Nevertheless, even though cabin fever can result in some nasty side-effects, there are quite a few hopeful cases that make me think it’s not all bad.  Besides, it can still be fun while it lasts.  Because sometimes, when your friends aren’t around for support or company, you have to take what you can get.  A perfect example is Mariana.  After her move to NYC, I have to admit I’ve been more than a little bit worried about her.  Up until very recently, we’d shared everything together, from high school to college to work, we’ve done it together.  And now she’s across the country, all alone in a city full of strangers.  So when she told me about what she had self-diagnosed as a case of cabin fever, I couldn’t help but be glad.  If cabin fever was the cure to her homesickness, that helped her to miss us LA girls a little bit less than we were missing her, well then, so be it.  Mariana was recently introduced to Ricardo at a work event and while she freely admitted that if she were back here at home he probably wouldn’t even have registered as a blip on her radar screen; in her present situation, he seems to be exactly what the doctor ordered.  Right now, Ricardo’s serving a much-needed purpose and if it’s cabin fever that got the two of them started, that is just fine by us.  After all, there’s nothing to say that she can’t enjoy the fever while it lasts and look back on it with a smile on her face.

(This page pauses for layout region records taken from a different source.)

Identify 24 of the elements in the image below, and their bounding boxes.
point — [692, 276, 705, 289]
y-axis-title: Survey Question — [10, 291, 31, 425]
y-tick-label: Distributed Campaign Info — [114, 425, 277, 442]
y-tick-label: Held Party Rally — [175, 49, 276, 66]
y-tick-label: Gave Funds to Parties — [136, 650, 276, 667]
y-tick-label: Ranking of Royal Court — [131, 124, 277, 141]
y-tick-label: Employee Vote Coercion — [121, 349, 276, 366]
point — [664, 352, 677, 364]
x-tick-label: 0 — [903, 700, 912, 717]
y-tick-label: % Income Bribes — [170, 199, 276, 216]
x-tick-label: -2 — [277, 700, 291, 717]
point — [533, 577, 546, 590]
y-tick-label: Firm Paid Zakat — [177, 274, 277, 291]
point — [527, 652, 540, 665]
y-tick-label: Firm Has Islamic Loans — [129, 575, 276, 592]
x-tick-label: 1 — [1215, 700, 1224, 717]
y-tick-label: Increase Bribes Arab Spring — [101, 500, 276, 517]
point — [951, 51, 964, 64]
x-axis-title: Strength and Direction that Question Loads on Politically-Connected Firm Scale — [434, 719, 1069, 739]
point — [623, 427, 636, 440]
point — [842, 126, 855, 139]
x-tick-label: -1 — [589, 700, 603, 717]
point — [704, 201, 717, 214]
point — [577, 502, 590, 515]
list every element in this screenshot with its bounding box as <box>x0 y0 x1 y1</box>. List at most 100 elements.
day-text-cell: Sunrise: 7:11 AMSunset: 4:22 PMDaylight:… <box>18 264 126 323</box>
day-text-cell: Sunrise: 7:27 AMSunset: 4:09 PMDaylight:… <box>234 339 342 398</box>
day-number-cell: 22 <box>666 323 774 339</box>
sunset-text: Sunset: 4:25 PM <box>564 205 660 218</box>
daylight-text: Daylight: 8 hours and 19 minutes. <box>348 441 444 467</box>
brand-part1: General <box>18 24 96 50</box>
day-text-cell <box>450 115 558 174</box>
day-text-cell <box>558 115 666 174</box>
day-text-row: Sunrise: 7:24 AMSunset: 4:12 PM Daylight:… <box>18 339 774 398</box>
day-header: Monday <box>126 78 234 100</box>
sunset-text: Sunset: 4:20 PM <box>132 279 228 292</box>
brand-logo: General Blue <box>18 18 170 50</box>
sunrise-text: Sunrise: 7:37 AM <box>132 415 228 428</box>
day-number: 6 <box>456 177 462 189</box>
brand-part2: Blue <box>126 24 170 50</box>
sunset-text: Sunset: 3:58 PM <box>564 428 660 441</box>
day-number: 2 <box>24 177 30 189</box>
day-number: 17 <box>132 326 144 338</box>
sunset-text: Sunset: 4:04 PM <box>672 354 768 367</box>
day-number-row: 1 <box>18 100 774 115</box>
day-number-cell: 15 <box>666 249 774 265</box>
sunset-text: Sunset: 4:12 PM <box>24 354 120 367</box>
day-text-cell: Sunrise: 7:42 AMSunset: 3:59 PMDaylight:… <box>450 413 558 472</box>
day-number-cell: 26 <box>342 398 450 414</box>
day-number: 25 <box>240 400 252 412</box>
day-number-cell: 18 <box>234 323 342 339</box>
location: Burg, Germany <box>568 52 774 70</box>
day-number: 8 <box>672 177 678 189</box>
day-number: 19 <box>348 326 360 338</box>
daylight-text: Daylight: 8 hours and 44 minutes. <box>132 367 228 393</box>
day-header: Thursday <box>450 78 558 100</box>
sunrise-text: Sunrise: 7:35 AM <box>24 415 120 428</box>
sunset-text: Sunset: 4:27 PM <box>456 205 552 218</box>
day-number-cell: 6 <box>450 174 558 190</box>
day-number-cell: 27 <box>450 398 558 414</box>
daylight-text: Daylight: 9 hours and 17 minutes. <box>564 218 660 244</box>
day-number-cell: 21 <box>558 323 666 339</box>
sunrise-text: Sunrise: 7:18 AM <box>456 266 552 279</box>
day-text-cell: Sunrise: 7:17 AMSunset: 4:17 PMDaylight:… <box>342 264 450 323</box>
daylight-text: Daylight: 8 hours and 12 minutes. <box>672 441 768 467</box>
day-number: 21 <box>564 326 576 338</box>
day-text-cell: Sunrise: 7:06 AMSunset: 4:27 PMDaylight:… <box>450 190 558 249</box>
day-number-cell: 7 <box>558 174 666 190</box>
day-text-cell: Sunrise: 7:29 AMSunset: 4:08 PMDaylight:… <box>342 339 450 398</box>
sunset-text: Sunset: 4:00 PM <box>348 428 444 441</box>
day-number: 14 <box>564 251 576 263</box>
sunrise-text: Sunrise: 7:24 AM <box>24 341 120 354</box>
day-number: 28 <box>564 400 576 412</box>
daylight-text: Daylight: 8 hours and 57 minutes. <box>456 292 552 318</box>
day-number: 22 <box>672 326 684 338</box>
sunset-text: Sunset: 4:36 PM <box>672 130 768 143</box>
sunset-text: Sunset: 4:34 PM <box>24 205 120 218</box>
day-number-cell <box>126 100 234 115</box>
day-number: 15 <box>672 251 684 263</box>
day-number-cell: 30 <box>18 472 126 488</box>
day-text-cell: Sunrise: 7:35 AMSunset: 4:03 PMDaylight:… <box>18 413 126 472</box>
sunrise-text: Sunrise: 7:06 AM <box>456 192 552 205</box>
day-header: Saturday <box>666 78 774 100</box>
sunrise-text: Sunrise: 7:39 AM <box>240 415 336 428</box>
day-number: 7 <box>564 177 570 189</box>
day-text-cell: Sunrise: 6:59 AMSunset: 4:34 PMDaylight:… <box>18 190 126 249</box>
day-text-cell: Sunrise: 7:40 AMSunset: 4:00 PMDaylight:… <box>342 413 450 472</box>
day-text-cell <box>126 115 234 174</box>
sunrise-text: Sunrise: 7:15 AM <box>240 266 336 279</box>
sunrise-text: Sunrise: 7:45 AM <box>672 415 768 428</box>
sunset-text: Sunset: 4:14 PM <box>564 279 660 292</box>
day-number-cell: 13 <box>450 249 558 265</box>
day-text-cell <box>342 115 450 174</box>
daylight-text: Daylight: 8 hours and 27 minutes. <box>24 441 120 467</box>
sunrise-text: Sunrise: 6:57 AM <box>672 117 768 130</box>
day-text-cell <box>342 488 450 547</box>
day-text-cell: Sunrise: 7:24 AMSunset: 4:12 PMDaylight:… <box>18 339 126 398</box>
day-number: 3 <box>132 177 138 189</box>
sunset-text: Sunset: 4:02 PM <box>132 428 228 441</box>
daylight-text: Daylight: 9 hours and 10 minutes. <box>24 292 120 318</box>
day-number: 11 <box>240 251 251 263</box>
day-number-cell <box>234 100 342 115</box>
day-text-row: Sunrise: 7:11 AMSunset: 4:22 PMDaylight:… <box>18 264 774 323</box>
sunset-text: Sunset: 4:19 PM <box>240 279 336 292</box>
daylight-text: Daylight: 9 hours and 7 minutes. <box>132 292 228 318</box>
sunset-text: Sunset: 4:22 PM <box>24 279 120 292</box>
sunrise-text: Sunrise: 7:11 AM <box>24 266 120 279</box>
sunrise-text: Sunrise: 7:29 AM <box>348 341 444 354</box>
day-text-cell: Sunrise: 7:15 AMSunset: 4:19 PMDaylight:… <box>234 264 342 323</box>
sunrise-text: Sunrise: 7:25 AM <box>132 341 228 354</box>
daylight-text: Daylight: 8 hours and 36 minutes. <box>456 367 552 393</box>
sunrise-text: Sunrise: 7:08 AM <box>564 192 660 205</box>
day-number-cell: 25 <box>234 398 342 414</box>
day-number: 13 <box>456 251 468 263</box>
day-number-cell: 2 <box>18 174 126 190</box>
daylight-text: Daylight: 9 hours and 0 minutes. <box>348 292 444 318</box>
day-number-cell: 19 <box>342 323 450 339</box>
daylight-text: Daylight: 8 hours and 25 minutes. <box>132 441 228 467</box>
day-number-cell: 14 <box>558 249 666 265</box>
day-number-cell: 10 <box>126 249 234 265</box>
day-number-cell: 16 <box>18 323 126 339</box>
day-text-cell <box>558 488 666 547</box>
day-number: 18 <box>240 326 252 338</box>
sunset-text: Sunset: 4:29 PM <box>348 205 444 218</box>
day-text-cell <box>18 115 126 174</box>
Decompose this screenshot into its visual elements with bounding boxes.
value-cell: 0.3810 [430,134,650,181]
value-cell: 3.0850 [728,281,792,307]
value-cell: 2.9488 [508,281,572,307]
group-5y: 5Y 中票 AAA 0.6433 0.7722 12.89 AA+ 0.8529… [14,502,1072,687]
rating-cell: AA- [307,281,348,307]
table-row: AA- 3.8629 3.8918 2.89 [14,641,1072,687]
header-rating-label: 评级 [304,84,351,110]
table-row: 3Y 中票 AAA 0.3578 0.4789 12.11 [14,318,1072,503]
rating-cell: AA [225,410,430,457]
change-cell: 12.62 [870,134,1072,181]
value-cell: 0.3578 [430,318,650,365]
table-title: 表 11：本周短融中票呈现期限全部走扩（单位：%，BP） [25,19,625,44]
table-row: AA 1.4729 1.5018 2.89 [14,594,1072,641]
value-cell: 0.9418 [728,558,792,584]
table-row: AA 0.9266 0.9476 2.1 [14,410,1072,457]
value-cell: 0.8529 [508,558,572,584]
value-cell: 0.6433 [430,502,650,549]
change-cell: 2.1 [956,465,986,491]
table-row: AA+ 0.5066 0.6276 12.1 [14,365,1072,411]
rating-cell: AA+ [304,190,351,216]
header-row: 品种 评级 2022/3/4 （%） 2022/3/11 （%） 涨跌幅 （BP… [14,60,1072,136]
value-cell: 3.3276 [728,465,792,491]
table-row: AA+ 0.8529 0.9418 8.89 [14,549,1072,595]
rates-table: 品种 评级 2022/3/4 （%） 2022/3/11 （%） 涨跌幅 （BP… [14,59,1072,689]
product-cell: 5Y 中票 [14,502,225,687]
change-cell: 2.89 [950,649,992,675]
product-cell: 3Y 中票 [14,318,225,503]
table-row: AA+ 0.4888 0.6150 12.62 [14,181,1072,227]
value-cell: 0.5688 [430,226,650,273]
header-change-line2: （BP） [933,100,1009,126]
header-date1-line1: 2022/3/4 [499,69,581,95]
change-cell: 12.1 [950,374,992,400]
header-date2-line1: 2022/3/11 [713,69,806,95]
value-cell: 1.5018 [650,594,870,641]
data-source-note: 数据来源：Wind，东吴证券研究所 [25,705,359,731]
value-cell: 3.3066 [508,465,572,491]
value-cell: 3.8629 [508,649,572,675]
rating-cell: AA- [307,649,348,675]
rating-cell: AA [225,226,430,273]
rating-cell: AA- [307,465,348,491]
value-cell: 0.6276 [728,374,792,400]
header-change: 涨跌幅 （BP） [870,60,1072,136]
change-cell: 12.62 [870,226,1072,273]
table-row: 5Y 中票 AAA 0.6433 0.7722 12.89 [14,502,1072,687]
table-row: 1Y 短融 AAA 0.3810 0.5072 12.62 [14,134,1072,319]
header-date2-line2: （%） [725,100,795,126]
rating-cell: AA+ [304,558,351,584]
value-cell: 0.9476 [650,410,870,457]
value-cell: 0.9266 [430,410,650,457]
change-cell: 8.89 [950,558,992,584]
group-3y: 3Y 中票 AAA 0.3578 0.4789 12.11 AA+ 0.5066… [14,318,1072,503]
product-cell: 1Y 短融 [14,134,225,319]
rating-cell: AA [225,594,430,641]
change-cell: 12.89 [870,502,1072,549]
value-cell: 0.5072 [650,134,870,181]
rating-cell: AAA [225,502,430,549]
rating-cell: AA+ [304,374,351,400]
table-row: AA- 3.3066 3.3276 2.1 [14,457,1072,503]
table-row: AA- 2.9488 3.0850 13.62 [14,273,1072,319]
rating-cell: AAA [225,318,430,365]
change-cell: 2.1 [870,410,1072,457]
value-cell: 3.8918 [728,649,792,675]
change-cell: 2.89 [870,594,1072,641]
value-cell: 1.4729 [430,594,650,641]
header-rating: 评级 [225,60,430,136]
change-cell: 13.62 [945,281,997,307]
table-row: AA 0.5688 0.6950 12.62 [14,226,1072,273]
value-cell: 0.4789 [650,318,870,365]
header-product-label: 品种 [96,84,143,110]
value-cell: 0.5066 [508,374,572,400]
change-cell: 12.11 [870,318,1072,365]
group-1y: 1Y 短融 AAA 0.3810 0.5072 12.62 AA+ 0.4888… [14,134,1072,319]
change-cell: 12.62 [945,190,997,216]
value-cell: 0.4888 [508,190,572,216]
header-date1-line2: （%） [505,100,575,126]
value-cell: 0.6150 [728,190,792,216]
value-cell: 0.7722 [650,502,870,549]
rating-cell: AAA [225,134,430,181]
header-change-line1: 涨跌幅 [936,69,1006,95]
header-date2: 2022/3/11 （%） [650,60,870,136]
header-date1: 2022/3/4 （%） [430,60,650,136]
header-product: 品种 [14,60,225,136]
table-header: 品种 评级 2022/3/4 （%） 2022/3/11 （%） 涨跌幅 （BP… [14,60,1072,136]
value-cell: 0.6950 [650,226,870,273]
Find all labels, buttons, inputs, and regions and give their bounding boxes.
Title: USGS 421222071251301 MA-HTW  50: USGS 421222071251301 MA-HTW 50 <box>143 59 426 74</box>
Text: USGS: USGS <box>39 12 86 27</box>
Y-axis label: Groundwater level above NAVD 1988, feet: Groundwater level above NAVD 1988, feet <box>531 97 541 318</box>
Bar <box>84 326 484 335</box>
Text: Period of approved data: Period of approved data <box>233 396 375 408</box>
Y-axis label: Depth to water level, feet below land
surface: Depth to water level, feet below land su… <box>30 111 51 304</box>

And whose to say that Mariana and Ricardo won’t end up together forever?  If cabin fever is what it took for her to give him a second glance and she ends up really liking what she sees, well then, that’s worth celebrating.  Of course it’s true that cabin fever can lead to awkward situations that endanger peace of mind but what about the success stories?  What about the stories of happily ever after that were sparked by cabin fever?   At the end of the day, who cares what sparks the spark?  Whether it’s a blind date or love at first sight or cabin fever; when it works, it works.  In which case, bring on the fever!